Artikel
Man ist immer so alt, wie man sich fühlt
Es herrscht Fachkräftemangel und auch der Nachwuchs kommt nicht nach. Ältere Menschen sollten gerade heute in unserer Gesellschaft hohes Ansehen genießen. Stattdessen klagen viele Senioren über negative Erfahrungen im Alltag, Vorurteile und Schmähungen. Über eine neue Studie der Antidiskriminierungsstelle des Bundes sprach TITANIC mit dem sehr alten Leiter der Studie Franz Möller (59).
TITANIC: Herr Möller, Sie sind der Leiter der jüngst publizierten Studie zum Thema Ageism, also zu Altersbildern und Altersdiskriminierung in Deutschland. Wie oft mussten Sie beim Verfassen der Studie aufs Klo?
MÖLLER: Was?
TITANIC: Herr Möller, KÖNNEN SIE MICH VERSTEHEN?!
MÖLLER: Ich verstehe Sie einwandfrei. Der Inhalt Ihrer Frage erschloss sich mir nicht.
TITANIC: So eine Studie ist ja auch mit Mühen verbunden. Kognitive Fähigkeiten lassen im Alter nach.
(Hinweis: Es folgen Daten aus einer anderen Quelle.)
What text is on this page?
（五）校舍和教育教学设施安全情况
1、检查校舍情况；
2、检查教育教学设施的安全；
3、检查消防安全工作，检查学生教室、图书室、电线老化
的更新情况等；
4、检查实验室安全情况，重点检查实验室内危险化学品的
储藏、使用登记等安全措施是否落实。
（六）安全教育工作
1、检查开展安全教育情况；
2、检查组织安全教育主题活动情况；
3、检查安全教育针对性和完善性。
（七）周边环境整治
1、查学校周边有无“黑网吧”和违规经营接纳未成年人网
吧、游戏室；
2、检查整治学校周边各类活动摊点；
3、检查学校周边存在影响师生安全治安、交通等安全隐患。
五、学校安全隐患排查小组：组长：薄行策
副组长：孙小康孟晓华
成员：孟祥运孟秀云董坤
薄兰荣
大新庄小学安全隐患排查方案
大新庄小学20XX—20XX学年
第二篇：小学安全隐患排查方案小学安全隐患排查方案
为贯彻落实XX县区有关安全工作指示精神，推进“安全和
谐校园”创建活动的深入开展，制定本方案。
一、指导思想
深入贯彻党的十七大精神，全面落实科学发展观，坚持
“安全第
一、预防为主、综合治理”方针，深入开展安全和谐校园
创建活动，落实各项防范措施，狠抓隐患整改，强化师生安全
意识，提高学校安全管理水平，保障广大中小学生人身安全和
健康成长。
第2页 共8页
Wie ist es Ihnen gelungen, sich so lange auf eine Sache zu konzentrieren?
MÖLLER: Ich muss doch bitten.
TITANIC: Sie machen das sehr gut.
MÖLLER: Wollen Sie vielleicht mal inhaltliche Fragen zur Studie stellen?
TITANIC: Sie sind ziemlich mürrisch. Behandeln Sie auch Altersstarsinn in Ihrer Studie?
MÖLLER: Also, in unserer Studie mit dem Titel Ageism …
TITANIC: Ihr Englisch ist recht gut. Ageism. Sehr gute Aussprache. Für Ihr Alter.
MÖLLER: In unserer Studie Ageism …
TITANIC: Waren Sie an der Westfront?
MÖLLER: Was?
TITANIC: Ihr Englisch. Waren Sie in amerikanischer oder britischer Kriegsgefangenschaft?
MÖLLER: Ich bin 59.
TITANIC: Waren Sie?
MÖLLER: Wir wollten uns über die Studie unterhalten.
TITANIC: Wie hieß die noch?
MÖLLER: Die Studie mit dem Titel Ageism …
TITANIC: Great! Excellent!
MÖLLER: Wir haben uns auf jeden Fall dort mit Diskriminierungserfahrungen von älteren Menschen in Deutschland beschäftigt und mittels Umfragen Ergebnisse erzielt.
TITANIC: Diese Umfragen – wie liefen die ab?
MÖLLER: Es war eine klassische Telefonbefragung. Das ist gängige Praxis in der empirischen Sozialforschung.
TITANIC: Mit Wählscheibe, ja?
MÖLLER: Auf jeden Fall stellte sich als ein wichtiges Ergebnis heraus, dass ältere Menschen oftmals unter negativen Stereotypen und Generalisierungen leiden.
TITANIC: Weil verbitterte Alte halt immer was zu meckern haben.
MÖLLER: Wissen Sie, Altersdiskriminierung kann sich ebenso im Sprachgebrauch äußern.
TITANIC: Beispiel?
MÖLLER: Verbitterte Alte.
TITANIC: Seien Sie nicht so verknattert, Opa!
MÖLLER: Ich möchte das Interview an dieser Stelle abbrechen.
TITANIC: Die Residenz ruft?
MÖLLER: Sagen Sie mal, also, darf ich fragen, wie alt Sie sind?
TITANIC: Man ist immer so alt, wie man sich fühlt.